To the keen reader, this relationship may be reminiscent of the well-known mutualism in which shallow water coral polyps have evolved to host zooxanthellae (a type of phytoplankton) in their cells to aid with meeting the energy requirements they have to grow and reproduce. However, unlike the corals many of these hydrothermal vent organisms rely solely on the energy generated by the bacteria. To such an extent where some species, such as the Riftia worms (see image above) lack a digestive track and anus, simply secreting any toxic waste products of metabolic function to the base of their tubes!

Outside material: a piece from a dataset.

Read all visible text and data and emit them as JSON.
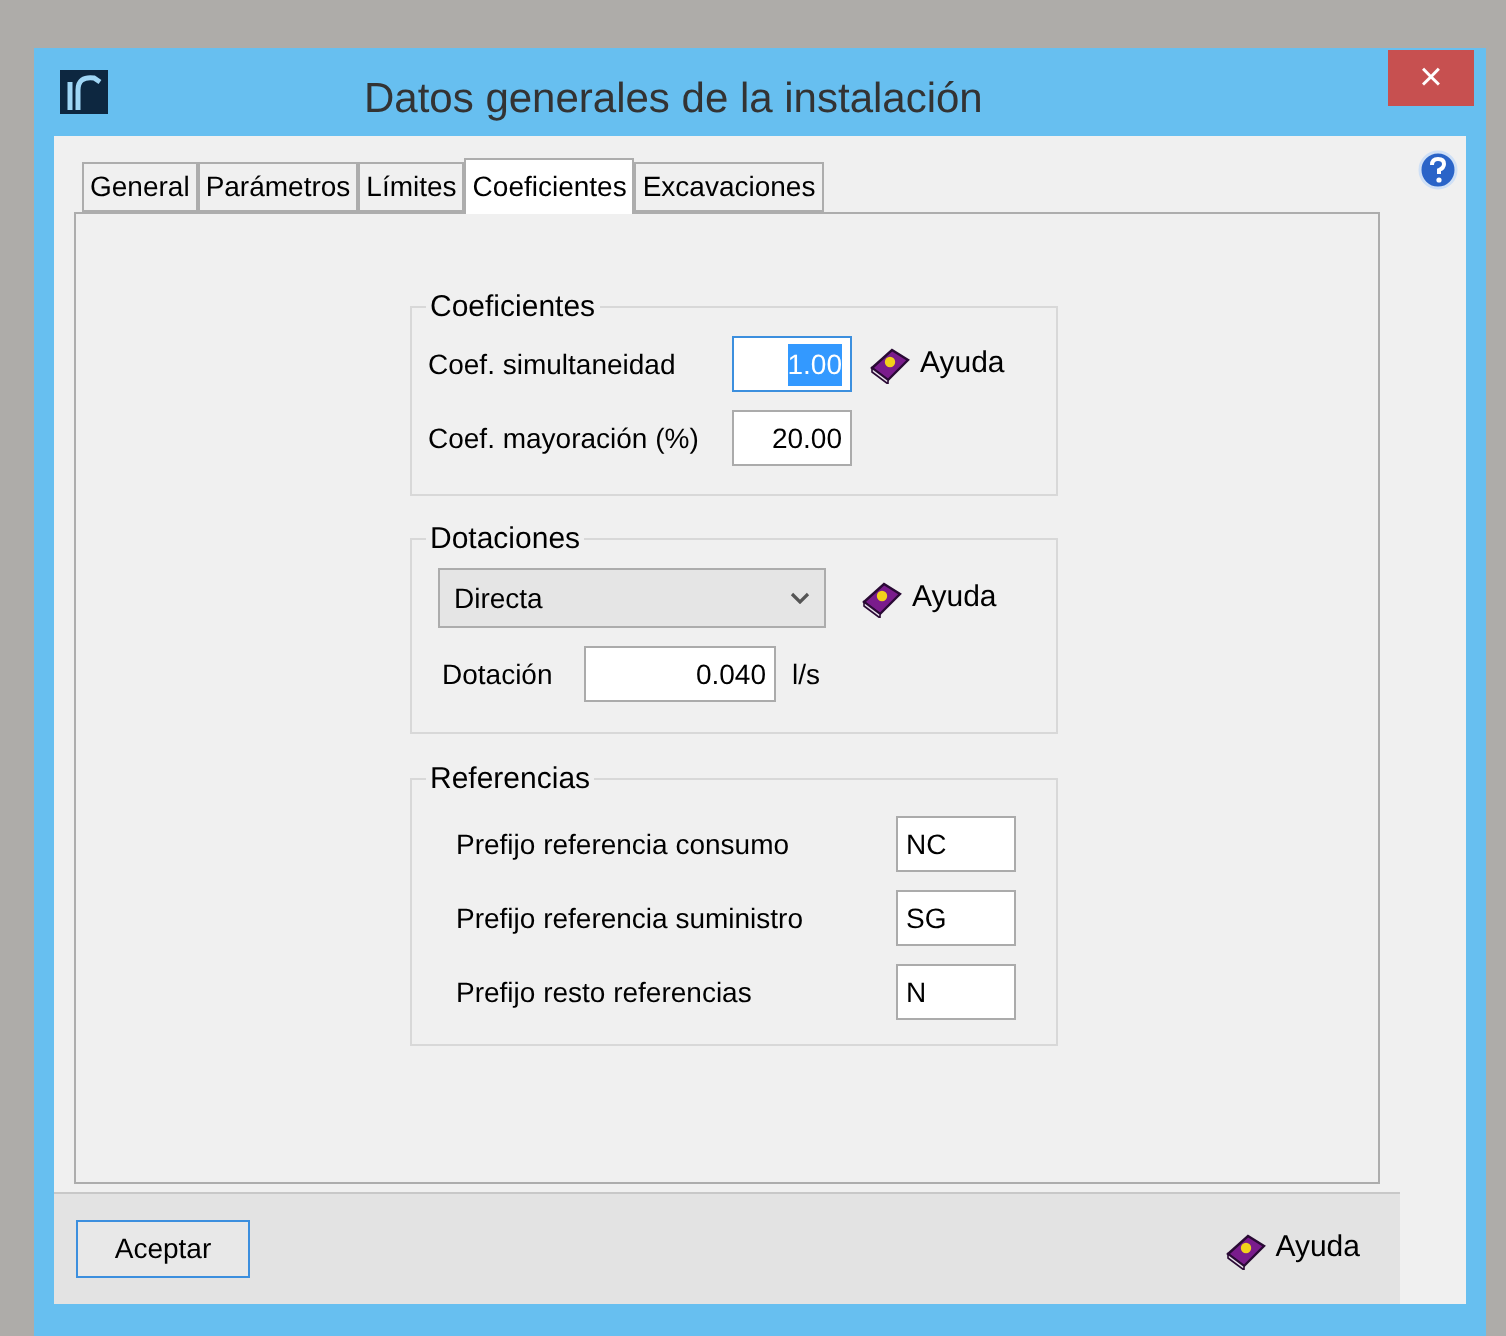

Some organisms maximise the potential of these microscopic assistants: The deep sea hydrothermal vent mussels of the genus Bathymodiolus found in the Mid-Atlantic Ridge and the Gulf of Mexico, have been found to host both the common sulphur-oxidising and methane-oxidising symbionts in their gill tissues. By utilising both these different types of symbiotic bacteria the mussels can overcome bacterial species specific limitations, which normally act as limiting factors on how much energy the bacteria can produce.

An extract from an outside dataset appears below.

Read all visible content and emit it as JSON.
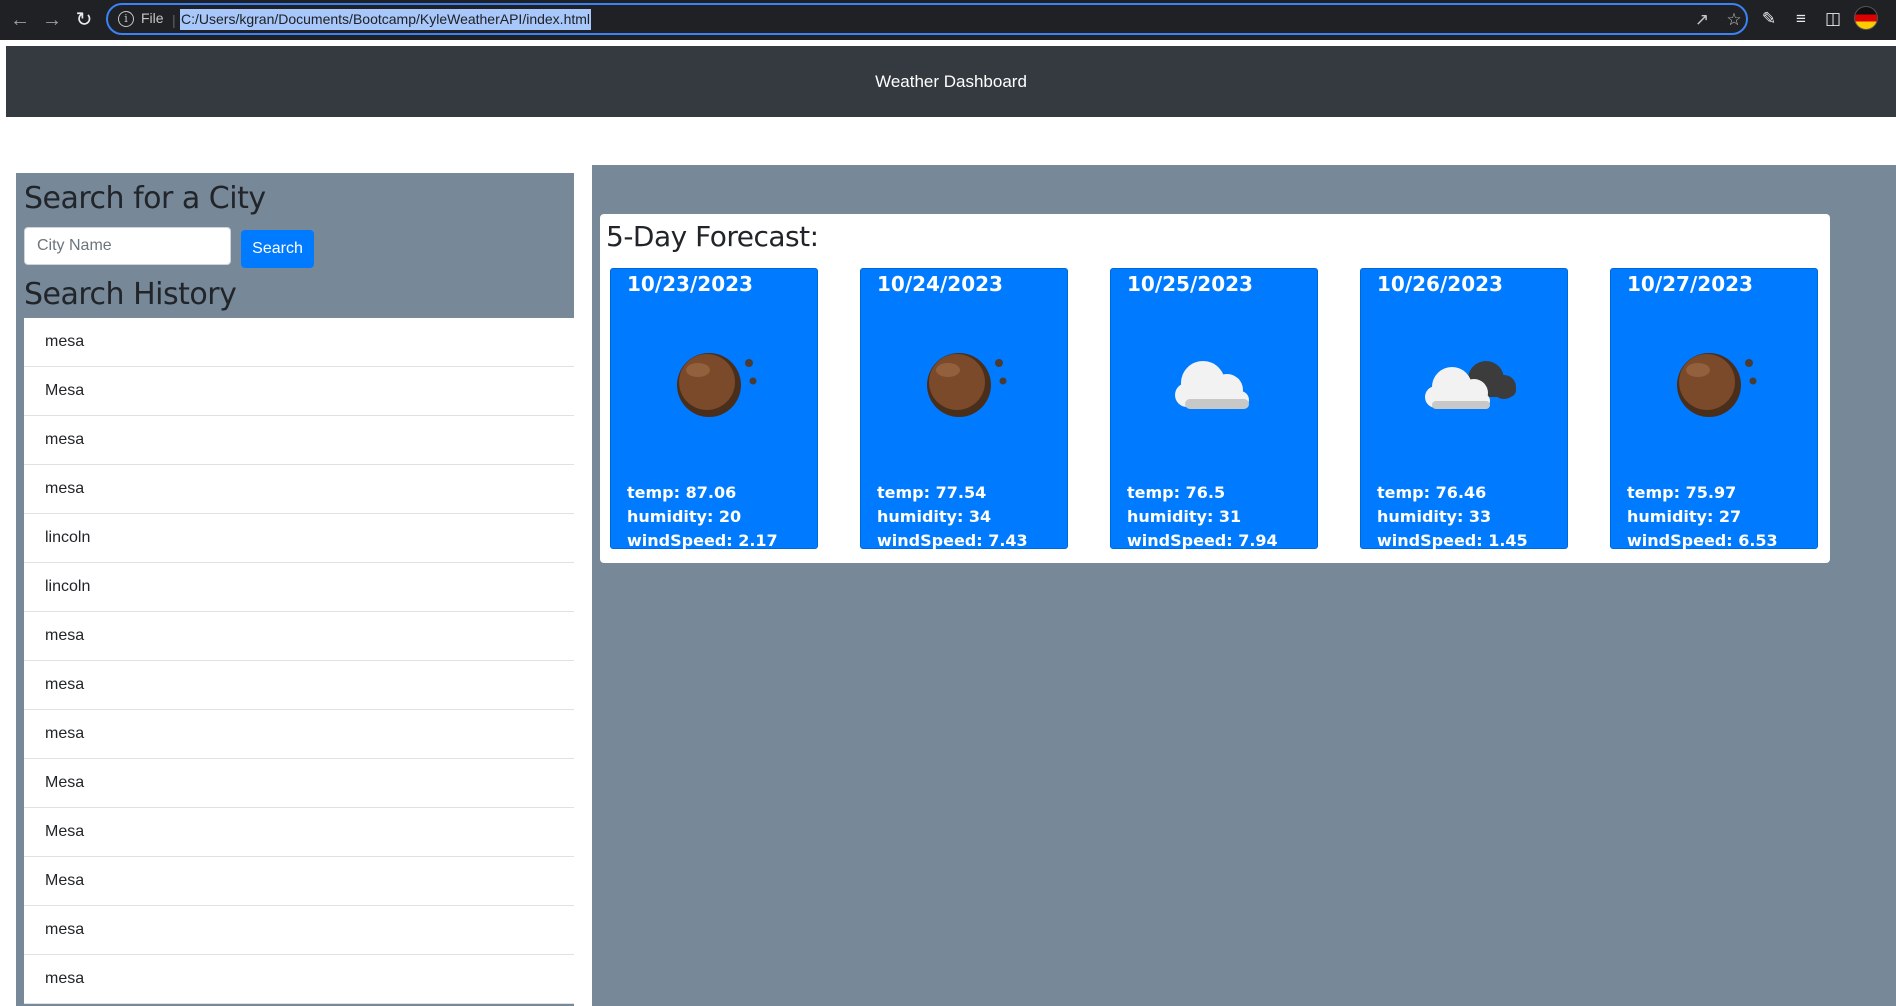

Could these bacteria have cultured more than just hydrothermal vent fauna?
Hydrothermal vents are strikingly similar to the current interpretations of early earth where magma erupted into the ocean. Prior to the shocking discovery of life surrounding deep sea hydrothermal vents, it was a common theory that life originated in the oceans. With time this theory grew in to the proverbial primordial soup of pre-biotic life; organic polymers (such as long chain carbohydrates, polypeptides and nucleotides) which over time assembled into the archaea and bacteria (both being more primitive, simple cells) that may be recognised today, this concept is known as abiogenesis.

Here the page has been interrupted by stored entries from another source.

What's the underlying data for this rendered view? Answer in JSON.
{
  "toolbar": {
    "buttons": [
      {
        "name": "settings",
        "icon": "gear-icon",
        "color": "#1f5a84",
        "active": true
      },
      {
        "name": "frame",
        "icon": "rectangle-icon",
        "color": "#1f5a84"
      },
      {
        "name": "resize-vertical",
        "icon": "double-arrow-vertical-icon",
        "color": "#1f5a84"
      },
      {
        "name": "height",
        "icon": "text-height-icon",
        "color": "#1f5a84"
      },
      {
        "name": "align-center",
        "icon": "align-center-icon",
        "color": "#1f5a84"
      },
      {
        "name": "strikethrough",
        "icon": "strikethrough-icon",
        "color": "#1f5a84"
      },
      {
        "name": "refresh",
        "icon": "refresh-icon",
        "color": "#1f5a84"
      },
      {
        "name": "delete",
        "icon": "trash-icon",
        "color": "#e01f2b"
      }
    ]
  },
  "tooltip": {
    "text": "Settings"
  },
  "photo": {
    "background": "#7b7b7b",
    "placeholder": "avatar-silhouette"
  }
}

Not only are these habitats rich in rarer elements such as metals and sulphur, they also have high temperatures allowing metabolic and anabolic reactions to occur at an ideal rate for development without the aid of enzymes. This means the process of abiogenesis would have been happening at a faster rate at these sites than anywhere else, if they were indeed, happening in other habitats. The earliest known fossilised life forms that have ever been discovered were found in the igneous rock surrounding the world’s oldest known hydrothermal vent, these fossils were believed to be up to an astonishing 4.28 billion years old. The culmination of this evidence raised some fundamental questions about the origin of life on this planet, specifically, are these bacteria the decendants of the first biotic life on earth? This Hypothesis has gained traction in modern science, with many accepting it as the most probable.
Why it matters.
Studying the evolution and genetic lineages of chemosynthetic bacteria and archaea may be the key to understanding the oldest life on earth and revealing more information on the development of life as we know it. Researchers are also looking into developing methods of culturing species of the non-symbiotic methanogenic bacteria that monopolise hydrothermal sites. These bacteria have the ability to anaerobically synthesise methane, which could be used for fuel, from carbon dioxide. This feat of bioengeneering – if this process could be made wide-scale and streamlined enough – could provide a way of converting atmospheric carbon dioxide (at only the cost of collection) into valuable methane for fuel. Not only would this option be less ecologically damaging in terms of less drilling and fracking for natural gas supplies but would only have a net greenhouse emission equal to the fuel used in production and transportation.
These deep sea bacteria may not only be the source of life on earth but a potential control for climate change.